Some of the changes we expect to see include:
- Increased justification on holding of personal information – Organisations will be required to inform individuals of the data they hold on them and how it is being used.
- Reporting on data breaches – Currently, organisations only need to report a data breach if it meets certain limited criteria such as, when there has been unauthorised access to or disclosure of personal information; that is likely to result in serious harm to any of the individuals to whom the information relates; and the organisation has been unable to prevent the likely risk of serious harm with remedial action. We expect the criteria to become stricter, enforcing more data breaches to be disclosed.
- Increased reporting of security capabilities – It is expected organisations will be required to report on their policies and procedures that include all legal, physical and technical controls involved in information risk management processes.
- Changes to requirements for holding personal data – We expect to see changes to organisations’ obligations around storing personal data. Examples of alterations may be; the requirement to expunge personal data after a certain amount of time, changes to the way that data and backup data is stored, improved process for wiping personal information of those who have chosen to remove themselves from a business database, and being aware of personal information held by third parties.
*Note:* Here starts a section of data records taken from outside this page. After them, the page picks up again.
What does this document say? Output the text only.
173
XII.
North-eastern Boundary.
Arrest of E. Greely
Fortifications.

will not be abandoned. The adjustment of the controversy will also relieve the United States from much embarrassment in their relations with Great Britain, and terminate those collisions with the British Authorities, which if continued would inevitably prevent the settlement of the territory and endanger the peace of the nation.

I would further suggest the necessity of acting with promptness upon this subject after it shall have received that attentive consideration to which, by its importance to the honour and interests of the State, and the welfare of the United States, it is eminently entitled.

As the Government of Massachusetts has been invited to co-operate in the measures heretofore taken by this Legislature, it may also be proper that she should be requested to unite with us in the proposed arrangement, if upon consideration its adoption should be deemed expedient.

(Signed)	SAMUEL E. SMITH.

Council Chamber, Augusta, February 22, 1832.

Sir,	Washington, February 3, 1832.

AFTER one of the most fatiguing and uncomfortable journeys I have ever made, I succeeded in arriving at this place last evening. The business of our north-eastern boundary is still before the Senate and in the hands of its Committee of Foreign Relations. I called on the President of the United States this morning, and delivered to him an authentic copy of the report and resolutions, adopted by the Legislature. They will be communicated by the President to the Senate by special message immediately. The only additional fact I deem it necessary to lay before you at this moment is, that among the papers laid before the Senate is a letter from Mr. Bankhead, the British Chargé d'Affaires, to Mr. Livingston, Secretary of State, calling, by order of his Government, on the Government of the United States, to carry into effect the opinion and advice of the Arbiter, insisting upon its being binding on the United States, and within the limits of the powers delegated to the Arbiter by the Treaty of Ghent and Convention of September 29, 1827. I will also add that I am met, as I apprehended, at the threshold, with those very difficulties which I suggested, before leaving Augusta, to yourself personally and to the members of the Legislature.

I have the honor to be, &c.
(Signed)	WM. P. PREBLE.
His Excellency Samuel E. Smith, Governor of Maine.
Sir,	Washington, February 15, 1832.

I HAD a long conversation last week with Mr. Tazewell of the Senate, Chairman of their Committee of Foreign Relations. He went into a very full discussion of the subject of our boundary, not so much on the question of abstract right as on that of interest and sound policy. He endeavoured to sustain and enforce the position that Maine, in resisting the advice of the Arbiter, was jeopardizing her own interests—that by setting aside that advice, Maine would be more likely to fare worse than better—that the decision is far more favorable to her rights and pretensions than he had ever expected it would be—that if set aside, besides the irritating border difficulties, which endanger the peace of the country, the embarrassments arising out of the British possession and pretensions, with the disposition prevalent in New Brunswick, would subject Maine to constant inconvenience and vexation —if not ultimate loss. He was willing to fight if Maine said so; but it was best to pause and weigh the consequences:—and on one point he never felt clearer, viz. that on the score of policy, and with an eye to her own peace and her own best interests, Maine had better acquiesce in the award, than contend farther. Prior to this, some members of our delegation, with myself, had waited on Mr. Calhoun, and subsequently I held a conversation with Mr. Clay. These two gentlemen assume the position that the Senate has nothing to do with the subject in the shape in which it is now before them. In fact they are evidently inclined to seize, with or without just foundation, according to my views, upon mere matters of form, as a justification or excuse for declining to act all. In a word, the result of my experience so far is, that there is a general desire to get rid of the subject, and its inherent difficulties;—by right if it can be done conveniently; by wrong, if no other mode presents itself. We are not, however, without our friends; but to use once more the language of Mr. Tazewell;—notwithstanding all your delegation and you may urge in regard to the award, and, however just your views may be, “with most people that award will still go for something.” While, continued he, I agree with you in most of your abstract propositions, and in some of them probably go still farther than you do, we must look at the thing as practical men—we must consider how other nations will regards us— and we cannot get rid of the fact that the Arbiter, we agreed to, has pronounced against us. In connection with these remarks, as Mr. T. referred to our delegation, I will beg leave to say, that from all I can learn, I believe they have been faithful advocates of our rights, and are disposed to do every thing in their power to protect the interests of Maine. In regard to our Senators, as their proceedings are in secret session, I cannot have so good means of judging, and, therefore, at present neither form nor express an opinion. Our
It is also possible we will see an entirely new classification for regulated infrastructure which might change how businesses approach technology entirely.
For small to medium-sized organisations which are less experienced in compliance obligations, it could prove challenging to keep up with the additional workload. Whatever the change in strategy brings, it certainly will not be easier than it is now.
How Can Sourced Help?
Cloud at Scale™ for critical regulated infrastructure is more important than ever. Now is a great time for you to get a better understanding of your current environment to ensure you are fully prepared to meet requirements. Sourced can help you take the time now to review the maturity of the controls you have in place and assess whether they are fit for the purpose of meeting your imposed obligations as well your own business objectives.
Organisations need to look beyond a piece of security software used to patch systems and take a wider view. Great security also includes processes and procedures, education, and protocols to prevent breaches as a result of human error and behavioural attacks.
Whilst the nuts and bolts of the requirements remain to be seen, the overarching goal of the strategy is to shift Australia’s view of cyber security from reactive – because of a cyber incident – to proactive – prevention of an incident. While a robust security system can seem like a large investment, the cost of a breach is significantly larger, and organisations can no longer keep security on the sidelines.